In a move designed to stabilize its volatile expansion and protect the bottom line of its Nairobi-listed parent company, Safaricom Ethiopia has implemented a sweeping increase in mobile data tariffs.
The price adjustment, which sees data packages soar by an average of 44 percent, marks a critical turning point in Safaricom’s quest to break even in Africa’s second-most populous nation. The hike is a direct response to the aggressive depreciation of the Ethiopian Birr, which has severely eroded the value of local revenues when converted to the US dollars used for network investments.
The New Cost of Connectivity
According to reports from BirrMetrics, daily bundles have been hit the hardest. A single gigabyte of data now costs 35 ETB (Sh29), while a 10GB monthly package has been set at 500 ETB (Sh414).
Crucially, the operator has opted to leave Voice and SMS tariffs unchanged for now, focusing instead on data—the segment that currently generates the bulk of its Ethiopian revenue (Sh4.1 billion out of Sh6.18 billion total service revenue).
“The price levels are too low… telecoms like us are selling services below cost, and that must change,” noted Safaricom Plc CFO Dilip Pal, highlighting the sustainability crisis facing the sector.
A “Dollar Investment” vs. a “Birr Revenue”
The primary driver behind this “market repair” is the dramatic collapse of the Ethiopian Birr.

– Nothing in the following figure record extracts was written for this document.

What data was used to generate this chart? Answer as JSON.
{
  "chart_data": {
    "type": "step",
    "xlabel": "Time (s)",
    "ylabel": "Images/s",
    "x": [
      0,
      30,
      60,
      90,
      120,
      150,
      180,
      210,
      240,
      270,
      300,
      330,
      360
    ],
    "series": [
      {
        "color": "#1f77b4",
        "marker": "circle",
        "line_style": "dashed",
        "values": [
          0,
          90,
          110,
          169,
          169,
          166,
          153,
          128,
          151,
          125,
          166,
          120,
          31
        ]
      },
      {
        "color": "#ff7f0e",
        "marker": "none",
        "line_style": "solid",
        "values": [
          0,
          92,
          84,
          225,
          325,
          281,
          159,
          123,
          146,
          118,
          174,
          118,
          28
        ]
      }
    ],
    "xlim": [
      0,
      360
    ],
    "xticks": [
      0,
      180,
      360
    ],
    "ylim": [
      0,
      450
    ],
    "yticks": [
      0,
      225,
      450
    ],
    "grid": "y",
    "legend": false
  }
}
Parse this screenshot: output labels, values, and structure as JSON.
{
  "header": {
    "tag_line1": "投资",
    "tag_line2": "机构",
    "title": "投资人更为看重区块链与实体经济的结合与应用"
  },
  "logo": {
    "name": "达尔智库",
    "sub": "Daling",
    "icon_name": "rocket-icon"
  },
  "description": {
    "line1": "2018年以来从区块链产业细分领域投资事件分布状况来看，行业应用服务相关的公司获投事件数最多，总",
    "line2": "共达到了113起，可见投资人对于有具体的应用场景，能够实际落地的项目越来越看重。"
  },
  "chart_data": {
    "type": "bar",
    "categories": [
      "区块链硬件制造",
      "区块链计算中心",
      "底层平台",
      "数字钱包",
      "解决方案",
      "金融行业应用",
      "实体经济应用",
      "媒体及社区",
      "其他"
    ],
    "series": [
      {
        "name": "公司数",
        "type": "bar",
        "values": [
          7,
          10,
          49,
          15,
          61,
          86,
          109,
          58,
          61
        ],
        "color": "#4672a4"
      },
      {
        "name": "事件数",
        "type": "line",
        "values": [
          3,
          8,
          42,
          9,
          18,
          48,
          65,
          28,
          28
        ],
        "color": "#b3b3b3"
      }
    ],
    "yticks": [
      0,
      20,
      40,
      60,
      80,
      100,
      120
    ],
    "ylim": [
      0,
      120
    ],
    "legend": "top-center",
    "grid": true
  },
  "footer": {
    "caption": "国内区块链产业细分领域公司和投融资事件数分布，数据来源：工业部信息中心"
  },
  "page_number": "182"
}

Since July 2024, the currency has plummeted from 57 units to the dollar to approximately 146.
This devaluation created a “deeper hole” for Safaricom, which has spent billions of dollars on infrastructure but collects revenue in a weakening local currency. A World Bank report recently warned that Ethiopia’s Average Revenue Per User (ARPU)—currently sitting at a meager $1 (Sh128.99) per month—is among the lowest in Africa, making further network expansion commercially unviable without price corrections.
Impact on the Nairobi Bourse
For investors at the Nairobi Securities Exchange (NSE), the tariff hike is welcome news. Safaricom Plc, which holds a 53.37 percent controlling stake in the Ethiopian unit, has already seen the benefits of its cost-containment strategies.
- Loss Reduction: Ethiopia-related losses dropped by 59 percent in the first half of the current financial year.
- Bottom Line Gain: The net loss attributed to the Ethiopian operation fell to Sh15.2 billion, down from Sh19.4 billion the previous year—a net gain of Sh4.2 billion for the group.
Growth Amidst Turbulence
Despite the economic headwinds, Safaricom’s footprint in Ethiopia is expanding rapidly. The company’s active 90-day customer base surged by 83.7 percent over the last year, reaching 11.15 million as of September 2025.
| Segment | Active Users (Millions) |
| Voice | 9.57 |
| Data | 8.87 |
| M-Pesa | 3.35 |
While the state-owned competitor, EthioTel, still enjoys certain regulatory advantages, Safaricom’s decision to “rationalize” prices suggests the firm is moving away from a strategy of pure subscriber acquisition toward one of long-term financial sustainability.